Chris first considered a career in architecture as a student working on the construction of a professor’s solar house. His interest in taking things apart and reassembling them broadened his understanding of materials and systems. He came to admire functional design that was evidence-based; at the same time he became impressed with several unforgettable works of art--notably the drawings of Giorgio de Chirico. Both function and aesthetics are still equally important to Chris; his view is that their seamless integration is the mark of a great lab.
In 1994, Chris and two other principals started Strategic Science and Technology Planners (SST), a consultancy for laboratory programming and planning. Over the next twenty years, Chris applied his problem-solving skills on increasingly complex projects.

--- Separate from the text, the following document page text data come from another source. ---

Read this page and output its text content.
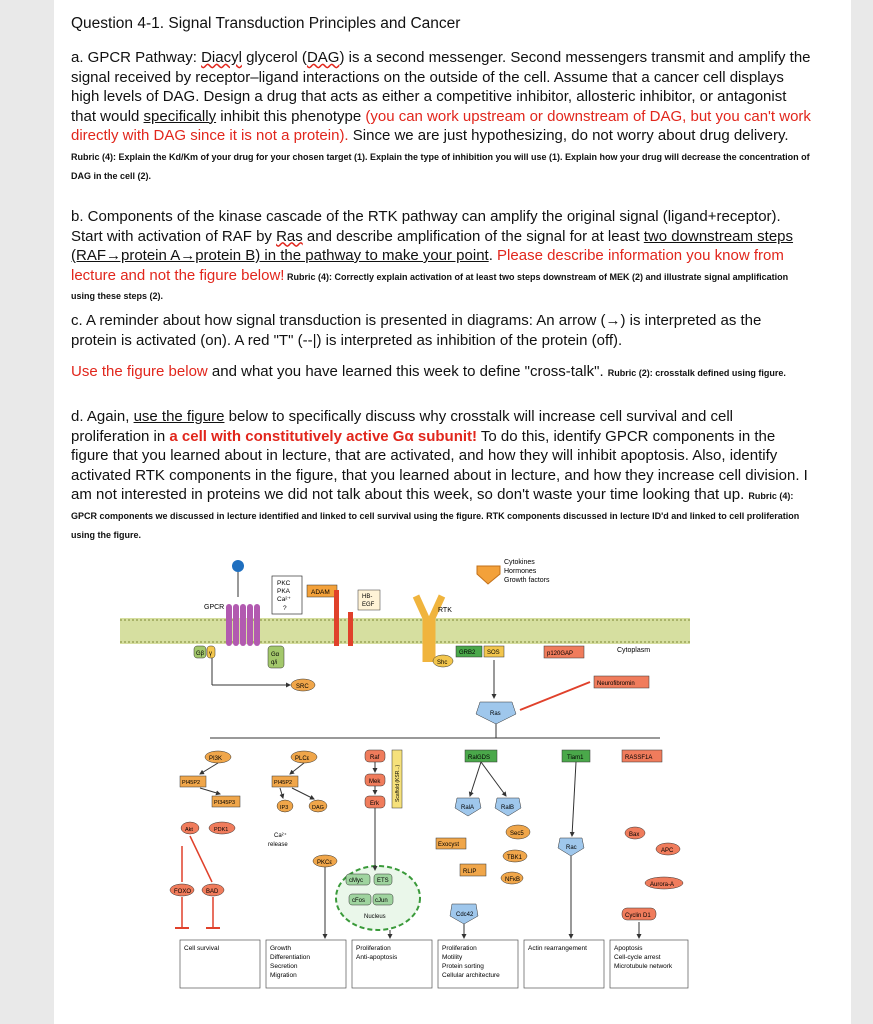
Question 4-1. Signal Transduction Principles and Cancer
a. GPCR Pathway: Diacyl glycerol (DAG) is a second messenger. Second messengers transmit and amplify the signal received by receptor–ligand interactions on the outside of the cell. Assume that a cancer cell displays high levels of DAG. Design a drug that acts as either a competitive inhibitor, allosteric inhibitor, or antagonist that would specifically inhibit this phenotype (you can work upstream or downstream of DAG, but you can't work directly with DAG since it is not a protein). Since we are just hypothesizing, do not worry about drug delivery. Rubric (4): Explain the Kd/Km of your drug for your chosen target (1). Explain the type of inhibition you will use (1). Explain how your drug will decrease the concentration of DAG in the cell (2).
b. Components of the kinase cascade of the RTK pathway can amplify the original signal (ligand+receptor). Start with activation of RAF by Ras and describe amplification of the signal for at least two downstream steps (RAF→protein A→protein B) in the pathway to make your point. Please describe information you know from lecture and not the figure below! Rubric (4): Correctly explain activation of at least two steps downstream of MEK (2) and illustrate signal amplification using these steps (2).
c. A reminder about how signal transduction is presented in diagrams: An arrow (→) is interpreted as the protein is activated (on). A red "T" (--|) is interpreted as inhibition of the protein (off).
Use the figure below and what you have learned this week to define "cross-talk". Rubric (2): crosstalk defined using figure.
d. Again, use the figure below to specifically discuss why crosstalk will increase cell survival and cell proliferation in a cell with constitutively active Gα subunit! To do this, identify GPCR components in the figure that you learned about in lecture, that are activated, and how they will inhibit apoptosis. Also, identify activated RTK components in the figure, that you learned about in lecture, and how they increase cell division. I am not interested in proteins we did not talk about this week, so don't waste your time looking that up. Rubric (4): GPCR components we discussed in lecture identified and linked to cell survival using the figure. RTK components discussed in lecture ID'd and linked to cell proliferation using the figure.
Cytokines
Hormones
Growth factors
GPCR
PKC
PKA
Ca²⁺
?
ADAM
HB-
EGF
RTK
Cytoplasm
Gβ γ	Gα
q/i
GRB2 SOS
Shc
p120GAP
SRC	Neurofibromin
Ras
PI3K	PLCε	Raf
Scaffold (KSR...)
Mek
Erk
RalGDS	Tiam1	RASSF1A
PI45P2	PI45P2
PI345P3
IP3	DAG	RalA	RalB
Akt	PDK1
Ca²⁺
release
Sec5
Exocyst
Bax
Rac	APC
PKCε
TBK1
RLIP
NFκB
Aurora-A
cMyc ETS
cFos cJun
Nucleus
FOXO BAD
Cdc42	Cyclin D1
Cell survival	Growth
Differentiation
Secretion
Migration
Proliferation
Anti-apoptosis
Proliferation
Motility
Protein sorting
Cellular architecture
Actin rearrangement	Apoptosis
Cell-cycle arrest
Microtubule network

In 2012, Chris began collaborating with the International Facilities Program of the CDC and the US Department of State. He was fortunate enough to be able to travel under the auspices of PEPFAR (the President’s Emergency Plan for AIDS Relief), with a group of equally motivated colleagues, to ten countries throughout Africa, the Arabian Peninsula, Eastern Europe, Southeast Asia, Latin America, and the Caribbean.
Today, he continues to serve enthusiastically as an instructor of lab planning for biomedical facilities as part of this effort to promote safe and sustainable design in emerging nations. The most recent project he has worked on for PEPFAR is the planning of the new public health labs for the Barbados Ministry of Health.

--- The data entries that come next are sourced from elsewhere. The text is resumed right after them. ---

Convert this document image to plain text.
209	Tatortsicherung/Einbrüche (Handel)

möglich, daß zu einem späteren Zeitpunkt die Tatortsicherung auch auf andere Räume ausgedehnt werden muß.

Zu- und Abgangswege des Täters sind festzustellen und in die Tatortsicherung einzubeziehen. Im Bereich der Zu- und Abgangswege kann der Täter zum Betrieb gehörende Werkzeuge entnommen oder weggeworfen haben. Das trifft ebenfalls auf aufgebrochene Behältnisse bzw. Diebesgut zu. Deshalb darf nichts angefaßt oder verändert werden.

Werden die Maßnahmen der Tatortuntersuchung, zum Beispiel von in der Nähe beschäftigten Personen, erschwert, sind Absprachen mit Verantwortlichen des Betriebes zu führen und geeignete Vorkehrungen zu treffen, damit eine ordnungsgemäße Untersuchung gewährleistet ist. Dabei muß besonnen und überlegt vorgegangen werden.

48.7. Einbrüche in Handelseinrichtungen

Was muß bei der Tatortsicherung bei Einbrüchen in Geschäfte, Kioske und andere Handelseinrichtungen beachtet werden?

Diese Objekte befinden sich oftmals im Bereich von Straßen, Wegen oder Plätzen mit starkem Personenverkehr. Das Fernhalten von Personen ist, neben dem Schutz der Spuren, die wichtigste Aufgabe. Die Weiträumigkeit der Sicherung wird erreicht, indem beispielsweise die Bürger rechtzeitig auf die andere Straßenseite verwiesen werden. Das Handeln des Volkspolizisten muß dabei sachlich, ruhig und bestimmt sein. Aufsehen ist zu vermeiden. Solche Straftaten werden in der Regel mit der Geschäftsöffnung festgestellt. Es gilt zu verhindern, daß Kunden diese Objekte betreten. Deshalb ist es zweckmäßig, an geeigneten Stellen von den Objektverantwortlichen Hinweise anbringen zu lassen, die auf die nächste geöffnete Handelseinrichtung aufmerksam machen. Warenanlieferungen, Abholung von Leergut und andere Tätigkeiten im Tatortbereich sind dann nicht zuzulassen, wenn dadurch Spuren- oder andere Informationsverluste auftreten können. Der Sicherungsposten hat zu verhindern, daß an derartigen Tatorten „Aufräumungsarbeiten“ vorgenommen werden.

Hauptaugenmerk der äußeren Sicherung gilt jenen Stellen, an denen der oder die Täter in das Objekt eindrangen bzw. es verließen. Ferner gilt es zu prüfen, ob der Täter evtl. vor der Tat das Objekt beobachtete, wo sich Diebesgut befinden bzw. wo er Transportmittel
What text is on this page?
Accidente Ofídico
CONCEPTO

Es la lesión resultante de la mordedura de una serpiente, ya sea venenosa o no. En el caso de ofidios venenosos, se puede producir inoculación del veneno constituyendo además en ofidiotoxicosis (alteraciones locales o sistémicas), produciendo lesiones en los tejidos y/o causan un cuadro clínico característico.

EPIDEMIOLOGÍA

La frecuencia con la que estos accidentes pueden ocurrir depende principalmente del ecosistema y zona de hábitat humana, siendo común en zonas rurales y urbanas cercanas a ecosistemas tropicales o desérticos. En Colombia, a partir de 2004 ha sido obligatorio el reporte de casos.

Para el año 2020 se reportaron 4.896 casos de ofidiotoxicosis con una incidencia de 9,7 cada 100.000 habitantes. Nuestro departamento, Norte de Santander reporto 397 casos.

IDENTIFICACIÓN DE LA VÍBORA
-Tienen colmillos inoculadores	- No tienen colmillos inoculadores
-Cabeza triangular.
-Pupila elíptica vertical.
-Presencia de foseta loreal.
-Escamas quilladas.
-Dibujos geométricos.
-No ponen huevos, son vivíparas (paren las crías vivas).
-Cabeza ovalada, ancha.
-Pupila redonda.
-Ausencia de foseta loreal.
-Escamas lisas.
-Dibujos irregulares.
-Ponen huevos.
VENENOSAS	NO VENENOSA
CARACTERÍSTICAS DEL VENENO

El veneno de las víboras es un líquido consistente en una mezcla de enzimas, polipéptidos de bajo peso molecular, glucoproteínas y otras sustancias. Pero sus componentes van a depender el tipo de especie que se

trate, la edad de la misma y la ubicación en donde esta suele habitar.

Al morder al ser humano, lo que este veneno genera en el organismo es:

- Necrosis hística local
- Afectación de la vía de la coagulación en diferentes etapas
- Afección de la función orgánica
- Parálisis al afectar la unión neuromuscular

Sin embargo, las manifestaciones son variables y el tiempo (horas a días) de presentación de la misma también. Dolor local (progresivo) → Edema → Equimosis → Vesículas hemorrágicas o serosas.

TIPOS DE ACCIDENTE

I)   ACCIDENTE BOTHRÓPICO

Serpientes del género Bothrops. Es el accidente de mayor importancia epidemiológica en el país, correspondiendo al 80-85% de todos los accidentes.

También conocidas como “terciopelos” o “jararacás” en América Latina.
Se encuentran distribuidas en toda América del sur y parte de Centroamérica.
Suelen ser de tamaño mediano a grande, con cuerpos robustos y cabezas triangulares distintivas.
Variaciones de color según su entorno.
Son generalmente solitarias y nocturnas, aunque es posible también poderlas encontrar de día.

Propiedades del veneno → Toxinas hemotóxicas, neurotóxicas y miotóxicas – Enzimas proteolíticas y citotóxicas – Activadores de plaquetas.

Chris’s longstanding commitment to the architecture of science is in evidence even during his off-hours. Wherever he travels, he makes sure to visit historic laboratories - or the plaques that mark them. One of these is the Edwardian-era Bacteriological Institute of Hong Kong. Others that he has visited include the home and collections of Nikola Tesla in Belgrade and the labs of Alexander Fleming and Rosie Franklin in London, as well as the labs of Marie Curie and Louis Pasteur in Paris. For Chris, these monuments to science reflect Pasteur’s view that laboratories are “the temples of the future.”